Со дня смерти князя покончили с собой более десяти вассалов. Позавчера совершили харакири восемь человек разом, один сделал харакири вчера. Во всем княжестве не было человека, который не помышлял бы о самоубийстве. Никто не задавался вопросом, как это пара соколов сумела ускользнуть от сокольничих и почему они влетели в колодец.
Соколы были любимцами князя, и всем было ясно: они приняли добровольную смерть. Основание доискиваться иных причин не было.

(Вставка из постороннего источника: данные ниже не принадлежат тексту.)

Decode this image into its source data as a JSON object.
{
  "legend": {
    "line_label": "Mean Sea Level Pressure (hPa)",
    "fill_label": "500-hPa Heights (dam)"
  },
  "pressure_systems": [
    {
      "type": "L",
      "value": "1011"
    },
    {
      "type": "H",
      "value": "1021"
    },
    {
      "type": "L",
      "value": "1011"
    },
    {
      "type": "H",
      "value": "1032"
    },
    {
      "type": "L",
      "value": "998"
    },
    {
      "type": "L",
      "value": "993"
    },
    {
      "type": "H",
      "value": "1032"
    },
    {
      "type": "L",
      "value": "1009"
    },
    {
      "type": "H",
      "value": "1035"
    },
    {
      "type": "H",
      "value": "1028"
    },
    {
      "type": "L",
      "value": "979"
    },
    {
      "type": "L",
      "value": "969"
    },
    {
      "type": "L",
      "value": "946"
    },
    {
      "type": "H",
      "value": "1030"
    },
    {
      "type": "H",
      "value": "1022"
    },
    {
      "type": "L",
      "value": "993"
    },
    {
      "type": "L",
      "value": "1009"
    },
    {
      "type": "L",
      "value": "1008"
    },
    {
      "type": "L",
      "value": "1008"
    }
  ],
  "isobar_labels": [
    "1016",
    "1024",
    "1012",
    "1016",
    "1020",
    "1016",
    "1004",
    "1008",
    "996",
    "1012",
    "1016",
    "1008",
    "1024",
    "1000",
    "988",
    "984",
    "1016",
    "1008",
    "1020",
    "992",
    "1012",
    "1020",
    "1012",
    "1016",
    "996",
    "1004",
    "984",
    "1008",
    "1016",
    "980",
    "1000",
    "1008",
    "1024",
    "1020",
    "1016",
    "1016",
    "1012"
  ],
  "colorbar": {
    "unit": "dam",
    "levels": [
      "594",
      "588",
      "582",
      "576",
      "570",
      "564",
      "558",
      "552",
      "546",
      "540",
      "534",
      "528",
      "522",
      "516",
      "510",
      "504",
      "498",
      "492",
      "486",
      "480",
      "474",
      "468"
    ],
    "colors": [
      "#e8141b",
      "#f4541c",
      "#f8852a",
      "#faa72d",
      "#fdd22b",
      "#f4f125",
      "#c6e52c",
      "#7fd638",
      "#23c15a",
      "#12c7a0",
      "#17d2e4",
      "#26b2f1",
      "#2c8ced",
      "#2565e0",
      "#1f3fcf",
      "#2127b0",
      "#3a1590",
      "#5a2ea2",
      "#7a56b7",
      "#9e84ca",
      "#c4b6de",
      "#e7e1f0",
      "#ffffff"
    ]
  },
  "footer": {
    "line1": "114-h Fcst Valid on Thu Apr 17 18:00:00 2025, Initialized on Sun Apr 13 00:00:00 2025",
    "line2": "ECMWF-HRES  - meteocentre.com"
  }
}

Пятого числа пятого месяца истекли положенные сорок девять днем траура.
148
Во всех храмах – Кисэйдо, Конрёдо, Тэндзюан, Сёсёин, Фудзиан – читались заупокойные сутры. Но кое-кто еще готовился совершить харакири на следующий день. Эти люди, равно как и их родственники, жены и дети, не принимали участия ни в торжественных встречах высокого гонца из Эдо и иглоукалывателя из Киото, ни в поминках. Их помыслы всецело сосредоточились на самоубийстве. Они забыли даже о собственных детях: не рвали листьев ириса, чтобы украсить, как полагается, карнизы крыш в праздник мальчиков, не вывешивали традиционных карпов, жизнь для них остановилась.
Никто не отдавал распоряжений, когда и как совершать самоубийство, – все разумелось само собой. Близость к князю, даже самая тесная, еще не давала права каждому поступать по своей воле. Даже тот, кто при жизни сопровождал князя в поездках к сёгуну в столищу Эдо, или делил с ним бивачный быт в дни сражений, нуждался в особом дозволении, чтобы сопутствовать своему господину на гору Сидэ и по реке Сандзу. Смерть без дозволения приравнивалась к собачьей смерти.
Для воина главное – честь, собачья же смерть чести не приносит. Погибнуть на поле брани, сражаясь с врагом, почетно; но опередить других на смертном пути, не имея на то дозволения, – это в заслугу не ставится. Та же собачья смерть, что и самоубийство без дозволения. Лишь в случае особой близости к князю может предполагаться как бы молчаливое дозволение.
Возьмем учение Махаяны. Оно возникло уже после того, как Будда погрузился в нирвану, то есть родилось без прямого одобрения Будды. Но тот, кому ведомо прошедшее, настоящее и будущее, должен был предвидеть и возможность подобного учения. Поэтому можно считать, что проповедь Махаяны возвещена самими златыми устами.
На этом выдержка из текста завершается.